According to Shi, many kinds of supplementation are effective in patients with AD. Vitamin E 400 mg taken for 4 to 8 months can improve AD, and higher dietary vitamin E consumption can improve AD in children. Low blood vitamin C levels have been linked to more severe AD. Higher vitamin C content in breast milk lowers the risk of atopy in infants, but it is not known if vitamin C consumption during pregnancy affects AD in infants. Low blood levels of vitamin D are linked with more asthma food allergies, eczema, and higher amounts of Staphylococcus aureus on the skin and inside the nose, as well as severe cases of AD.

It’s unclear if vitamin D supplementation in pregnancy reduces risk of atopy, and there is mixed evidence on whether vitamin D supplementation helps AD. Topical vitamin D has been shown to worsen AD. Children with AD have lower zinc levels in their blood and hair but evidence of the benefits of zinc supplementation is inconclusive. Too much zinc supplementation in children can result in irreversible developmental delay, thinning skin, and brittle hair. If taken at high doses and for long term, zinc should be taken with copper in 10:1 ratio to prevent a copper deficiency.
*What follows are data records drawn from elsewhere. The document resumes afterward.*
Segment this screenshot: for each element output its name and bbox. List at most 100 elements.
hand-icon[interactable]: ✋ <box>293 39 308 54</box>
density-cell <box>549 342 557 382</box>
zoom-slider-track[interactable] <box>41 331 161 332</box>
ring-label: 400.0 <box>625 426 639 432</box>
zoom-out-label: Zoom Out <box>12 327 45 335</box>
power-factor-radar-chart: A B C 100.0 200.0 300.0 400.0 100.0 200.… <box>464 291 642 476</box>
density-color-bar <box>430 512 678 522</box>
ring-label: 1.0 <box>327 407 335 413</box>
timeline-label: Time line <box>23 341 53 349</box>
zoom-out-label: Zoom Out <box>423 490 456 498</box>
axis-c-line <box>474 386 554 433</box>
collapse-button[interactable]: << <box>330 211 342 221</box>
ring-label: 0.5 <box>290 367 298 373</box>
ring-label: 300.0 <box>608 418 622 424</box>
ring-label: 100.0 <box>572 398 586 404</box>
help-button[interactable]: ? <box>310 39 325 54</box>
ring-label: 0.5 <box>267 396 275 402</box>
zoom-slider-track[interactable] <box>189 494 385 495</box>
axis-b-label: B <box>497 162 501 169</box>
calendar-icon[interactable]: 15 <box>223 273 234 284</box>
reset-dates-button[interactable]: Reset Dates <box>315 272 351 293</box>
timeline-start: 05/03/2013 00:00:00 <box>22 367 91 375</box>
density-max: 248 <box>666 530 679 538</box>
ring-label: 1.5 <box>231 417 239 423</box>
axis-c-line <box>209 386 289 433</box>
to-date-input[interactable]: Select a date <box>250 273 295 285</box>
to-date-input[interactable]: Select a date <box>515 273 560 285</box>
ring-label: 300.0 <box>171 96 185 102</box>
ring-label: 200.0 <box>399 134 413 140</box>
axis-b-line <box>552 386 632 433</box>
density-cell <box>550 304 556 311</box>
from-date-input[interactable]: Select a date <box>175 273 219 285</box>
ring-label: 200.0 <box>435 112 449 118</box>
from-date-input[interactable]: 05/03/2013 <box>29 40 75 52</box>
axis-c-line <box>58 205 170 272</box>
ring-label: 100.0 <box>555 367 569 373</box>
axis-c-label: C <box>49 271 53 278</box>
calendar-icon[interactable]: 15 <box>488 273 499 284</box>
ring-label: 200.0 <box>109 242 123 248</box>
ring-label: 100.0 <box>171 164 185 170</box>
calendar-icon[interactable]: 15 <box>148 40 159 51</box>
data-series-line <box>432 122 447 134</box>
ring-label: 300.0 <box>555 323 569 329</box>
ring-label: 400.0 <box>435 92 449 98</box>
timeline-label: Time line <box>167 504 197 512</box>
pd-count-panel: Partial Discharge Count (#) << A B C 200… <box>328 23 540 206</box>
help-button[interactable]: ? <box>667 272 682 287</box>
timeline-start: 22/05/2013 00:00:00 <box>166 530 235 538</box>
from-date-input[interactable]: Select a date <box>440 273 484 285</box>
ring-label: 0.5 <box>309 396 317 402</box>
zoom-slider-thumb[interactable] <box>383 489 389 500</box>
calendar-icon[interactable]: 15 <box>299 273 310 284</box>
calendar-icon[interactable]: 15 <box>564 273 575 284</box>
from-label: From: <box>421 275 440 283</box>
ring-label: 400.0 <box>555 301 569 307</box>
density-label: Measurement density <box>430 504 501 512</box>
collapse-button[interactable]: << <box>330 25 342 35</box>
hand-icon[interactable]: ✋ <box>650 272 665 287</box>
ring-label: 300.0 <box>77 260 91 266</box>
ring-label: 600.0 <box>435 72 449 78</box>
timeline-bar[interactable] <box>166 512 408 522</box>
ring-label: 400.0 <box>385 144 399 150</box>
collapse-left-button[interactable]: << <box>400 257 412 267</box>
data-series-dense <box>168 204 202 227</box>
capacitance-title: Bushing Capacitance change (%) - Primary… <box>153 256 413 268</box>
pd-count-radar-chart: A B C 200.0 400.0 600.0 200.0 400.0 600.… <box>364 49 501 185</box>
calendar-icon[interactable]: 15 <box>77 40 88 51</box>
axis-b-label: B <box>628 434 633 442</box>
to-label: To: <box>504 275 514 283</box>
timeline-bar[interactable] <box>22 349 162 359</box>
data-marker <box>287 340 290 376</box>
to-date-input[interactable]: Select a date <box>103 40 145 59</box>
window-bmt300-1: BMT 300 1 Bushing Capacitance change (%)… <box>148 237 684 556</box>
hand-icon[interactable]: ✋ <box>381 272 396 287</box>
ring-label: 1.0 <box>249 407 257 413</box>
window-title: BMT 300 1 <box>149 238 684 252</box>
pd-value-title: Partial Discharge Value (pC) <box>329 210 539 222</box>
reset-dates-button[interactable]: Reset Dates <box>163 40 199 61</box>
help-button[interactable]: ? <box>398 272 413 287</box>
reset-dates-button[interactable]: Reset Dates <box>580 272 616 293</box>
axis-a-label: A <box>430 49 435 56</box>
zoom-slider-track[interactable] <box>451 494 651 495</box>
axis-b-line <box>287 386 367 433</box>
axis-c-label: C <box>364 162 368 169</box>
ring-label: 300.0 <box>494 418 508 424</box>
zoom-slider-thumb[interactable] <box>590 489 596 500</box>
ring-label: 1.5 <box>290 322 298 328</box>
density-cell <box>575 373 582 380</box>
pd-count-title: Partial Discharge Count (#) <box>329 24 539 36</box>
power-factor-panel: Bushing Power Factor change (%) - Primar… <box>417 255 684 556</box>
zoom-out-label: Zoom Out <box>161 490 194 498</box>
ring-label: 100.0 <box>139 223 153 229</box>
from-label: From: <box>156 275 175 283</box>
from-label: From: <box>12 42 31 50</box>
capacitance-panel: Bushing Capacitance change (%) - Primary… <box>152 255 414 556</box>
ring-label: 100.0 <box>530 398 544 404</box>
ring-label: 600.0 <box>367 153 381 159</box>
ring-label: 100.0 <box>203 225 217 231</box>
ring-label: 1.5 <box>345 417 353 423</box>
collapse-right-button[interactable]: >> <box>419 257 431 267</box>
Acupuncture appears to be more effective as treatment than as prevention for itching due to urticaria in patients with AD. Acupressure using steel pellets can help produce similar benefits in patients who want to avoid needles or want to do the treatment themselves. Massage may also help increase moisturizer absorption. Patients should avoid using essential oils, aromatherapy, and olive oil, Shi said.


Shi has served as an advisory board member, investigator, speaker, and/or received research funding from Sanofi Genzyme, Regeneron, AbbVie, Eli Lilly, Novartis, Sun Pharma, LEO Pharma, Pfizer, Menlo Therapeutics, Dermira, Burt’s Bees, Galderma, Kiniksa Pharmaceuticals, UCB, Altus Medical Laboratories, MyOR, PolyFin, gpskin, and Skin Actives Scientific.


1. Shi V. Integrative approaches to atopic dermatitis. American Academy of Dermatology 2021 Virtual Meeting Experience (AAD VMX); April 23-25, 2021; virtual. Accessed April 30, 2021.